The electrooxidation of CO on oxide-free smooth Pt in 0.5 M HClO4 has been studied by steady-state and linear potential sweep techniques, and adsorbed species have been identified by UV-vis Potential-Modulated Reflectance Spectroscopy (PMRS). The potential at which CO was first admitted to the electrolyte (E(adm)) influenced dramatically the electrocatalytic ability of Pt to electrooxidise dissolved CO, as first reported by Kita et al. Diffusion-limited oxidation of CO at + 0.47 V vs. RHE was achieved for E(adm) less-than-or-equal-to +0.1 V. The activity for dissolved CO electrooxidation was nearly independent of the direction of the potential sweep prior to reaching E(adm), and of aging of the electrode in nitrogen gas at E(adm) prior to CO admission.

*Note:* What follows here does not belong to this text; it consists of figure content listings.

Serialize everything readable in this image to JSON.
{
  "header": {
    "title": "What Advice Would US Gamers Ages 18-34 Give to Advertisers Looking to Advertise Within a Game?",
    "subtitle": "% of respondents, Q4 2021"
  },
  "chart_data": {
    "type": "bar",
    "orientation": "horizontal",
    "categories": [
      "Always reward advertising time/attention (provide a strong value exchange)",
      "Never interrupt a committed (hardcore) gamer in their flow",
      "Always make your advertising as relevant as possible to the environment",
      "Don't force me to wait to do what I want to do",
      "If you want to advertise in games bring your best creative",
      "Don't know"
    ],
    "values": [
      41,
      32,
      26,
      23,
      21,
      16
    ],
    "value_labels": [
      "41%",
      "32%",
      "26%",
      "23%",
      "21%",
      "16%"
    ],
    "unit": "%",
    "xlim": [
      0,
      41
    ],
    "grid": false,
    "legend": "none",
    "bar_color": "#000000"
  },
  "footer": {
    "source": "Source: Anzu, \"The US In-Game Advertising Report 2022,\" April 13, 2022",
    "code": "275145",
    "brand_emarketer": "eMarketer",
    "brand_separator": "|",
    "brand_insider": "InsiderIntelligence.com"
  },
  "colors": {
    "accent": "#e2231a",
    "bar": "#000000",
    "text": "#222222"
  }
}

The voltammetric peaks of both non-poisoning and poisoning chemisorbed CO species could be observed even in CO-saturated solution. The concentrations of these chemisorbed CO species depended mainly on E(adm), but also on the direction from which E(adm) was reached, up to E(adm) = +0.22 V. The PMR spectrum of chemisorbed CO shows a maximum at 272 nm, which has been assigned to chemisorbed CO probably in the linear form. Reflectograms at the wavelength of the PMRS maximum taken during a slow linear potential sweep have confirmed that the maximum was due to chemisorbed CO.